Selecting employees for layoff
Employers cannot choose which employees to lay off mainly based on whistle-blowing acts, a disability or another protected class. If you do not use an appropriate method to determine who to dismiss, your business could face a lawsuit for discrimination or retaliation.
Before announcing layoffs, create an objective method for employee selection. With clear rules to guide the process, your business will be able to explain its decisions if a former employee files a formal complaint.

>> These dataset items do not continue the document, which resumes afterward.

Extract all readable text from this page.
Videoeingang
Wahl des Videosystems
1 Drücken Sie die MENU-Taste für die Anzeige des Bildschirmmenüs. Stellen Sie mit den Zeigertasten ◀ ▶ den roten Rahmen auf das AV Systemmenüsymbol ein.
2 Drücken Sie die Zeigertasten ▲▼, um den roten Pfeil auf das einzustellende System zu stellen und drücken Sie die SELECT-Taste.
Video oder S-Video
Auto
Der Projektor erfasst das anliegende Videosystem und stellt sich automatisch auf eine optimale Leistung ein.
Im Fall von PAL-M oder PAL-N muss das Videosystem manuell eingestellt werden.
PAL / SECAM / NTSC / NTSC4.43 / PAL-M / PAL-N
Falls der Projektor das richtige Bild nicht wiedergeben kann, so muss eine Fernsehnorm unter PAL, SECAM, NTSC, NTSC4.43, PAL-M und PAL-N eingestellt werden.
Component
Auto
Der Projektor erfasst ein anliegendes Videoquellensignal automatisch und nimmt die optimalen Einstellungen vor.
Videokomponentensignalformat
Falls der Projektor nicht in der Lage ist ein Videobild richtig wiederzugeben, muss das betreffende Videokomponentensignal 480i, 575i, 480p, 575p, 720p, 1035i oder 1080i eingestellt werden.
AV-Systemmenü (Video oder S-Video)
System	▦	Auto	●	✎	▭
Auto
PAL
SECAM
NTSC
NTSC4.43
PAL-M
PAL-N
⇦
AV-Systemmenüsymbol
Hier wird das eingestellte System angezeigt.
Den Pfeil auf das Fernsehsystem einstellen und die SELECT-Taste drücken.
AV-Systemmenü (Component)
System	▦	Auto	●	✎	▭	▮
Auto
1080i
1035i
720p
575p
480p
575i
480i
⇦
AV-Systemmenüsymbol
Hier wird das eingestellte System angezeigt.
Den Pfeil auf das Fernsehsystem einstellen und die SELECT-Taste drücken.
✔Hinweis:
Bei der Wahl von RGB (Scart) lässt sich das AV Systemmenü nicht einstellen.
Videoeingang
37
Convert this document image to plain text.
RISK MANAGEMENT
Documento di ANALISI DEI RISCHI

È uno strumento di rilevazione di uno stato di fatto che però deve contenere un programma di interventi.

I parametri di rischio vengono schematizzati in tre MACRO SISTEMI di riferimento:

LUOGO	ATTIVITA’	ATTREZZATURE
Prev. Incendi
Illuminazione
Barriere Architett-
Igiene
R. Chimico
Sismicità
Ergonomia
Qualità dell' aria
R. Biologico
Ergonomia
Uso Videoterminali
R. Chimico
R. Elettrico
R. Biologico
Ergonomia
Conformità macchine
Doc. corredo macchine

Avoid the risks of employment law violations
As an employer in Illinois or Wisconsin, you can take certain actions to protect your business, including:
- Managing information: Rumors about layoffs can lead to misinformation and morale problems. Transparency can help reduce anxiety. However, ensure that the information you share is accurate.
- Reviewing your limitations: Layoffs are still subject to labor law, company policy and employment contracts. Regardless of the extent of downsizing, your legal obligations still apply.
- Explaining benefits and final payment: Employees need to know what to expect financially. Provide as much information and resources as possible to help employees understand severance, health care coverage, retirement account options and more.
Layoffs are a sensitive matter for businesses. If you are not fully confident in your company’s plan, it is advisable to review the plan with a legal professional to reduce liability.